Here is the poem, which appeared in 1914, the same year Trakl committed suicide:


The Night

I sing you wild fissure,
In the night-storm
Piled-up mountains;
You grey towers
Overflowing with hellish grimaces,
Fiery beasts,
Rough ferns, spruces,
Crystal flowers.
Infinite agony,
Which makes you hunt down God
Soft spirit,
Sighing in the waterfall,
In billowing pines.

The fires of the people
All around blaze golden.
Over blackish cliffs
Drunk with death,
The glowing wind-bride plummets,
The blue wave
Of the glacier,
And the bell in the valley
Peals mightily:
Flames, curses
And the dark
Games of lust,
A petrified head
Storms heaven.



Part II. The second documentary deals with the most iconic image from Freud’s psychoanalytic revolution and is titled, aptly enough, Freud’s Couch. It appears the couch was actually donated to him by an early patient, Madame Benvenisti, in about 1890. Interestingly, we learn that the rug covering the couch is a colourful shekarlu rug made by one of the nomadic tribes of the Qashqa'i confederacy in Persia in the nineteenth century.

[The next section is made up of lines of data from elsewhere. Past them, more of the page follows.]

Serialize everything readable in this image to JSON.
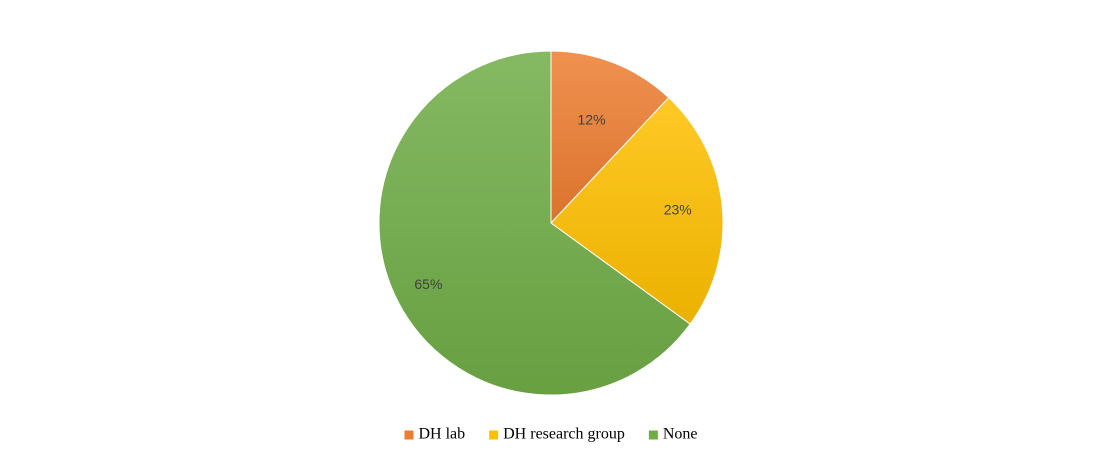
{
  "chart_data": {
    "type": "pie",
    "categories": [
      "DH lab",
      "DH research group",
      "None"
    ],
    "values": [
      12,
      23,
      65
    ],
    "labels": [
      "12%",
      "23%",
      "65%"
    ],
    "colors": [
      "#ED7D31",
      "#FFC000",
      "#70AD47"
    ],
    "legend": "bottom"
  }
}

I found this next passage interesting. Freud writes here about the specific arrangement of furniture and therapist for the sessions (from his 1913 essay ‘On beginning the treatment’):

‘I hold to the plan of getting the patient to lie on a sofa while I sit behind him out of his sight. This arrangement has a historical basis; it is the remnant of the hypnotic method out of which psychoanalysis was evolved. But it deserves to be maintained for many reasons. The first is a personal motive, but one which others may share with me. I cannot put up with being stared at by other people for eight hours a day (or more).’

No kidding! This documentary lead me to the article “The week the couch arrived” by Robert F. Tyminski, which appeared in the Journal of Analytical Psychology, 2006, 51, 643–659 and contains some great stuff on the couch as a signifier of the analytic process and the ‘three most common patient responses that occurred: rejecting, ambivalent, and embracing.’

Part III. The third and last installment is on Egon Schiele’s expressionist masterpiece ‘Death and the Maiden’ (1915). Great segue from the previous episode on Freud, what with the whole sex-death theme. Memorable comment on Schiele’s narcissism (he painted hundreds of self-portraits, and was obsessed with sex in equal measure, resulting in depictions of naked young women and even himself masturbating): the word Ego is the start of Ego-n! Schiele was eventually arrested (one of his paintings was burned at the trial!) and spent twenty-one days in jail. The theme of the death and the maiden goes back a long way in classical art, but Schiele transposes it into an allegorical wasteland of contemporary sensibility. Again, this piece is based on the artist’s real relationship, in this case with a long-time lover he was planning to leave so he could marry a wealthier broad. Nice.


Schiele wrote in 1910 that everything was “living dead”—which, I think, provides an apt description of his painting.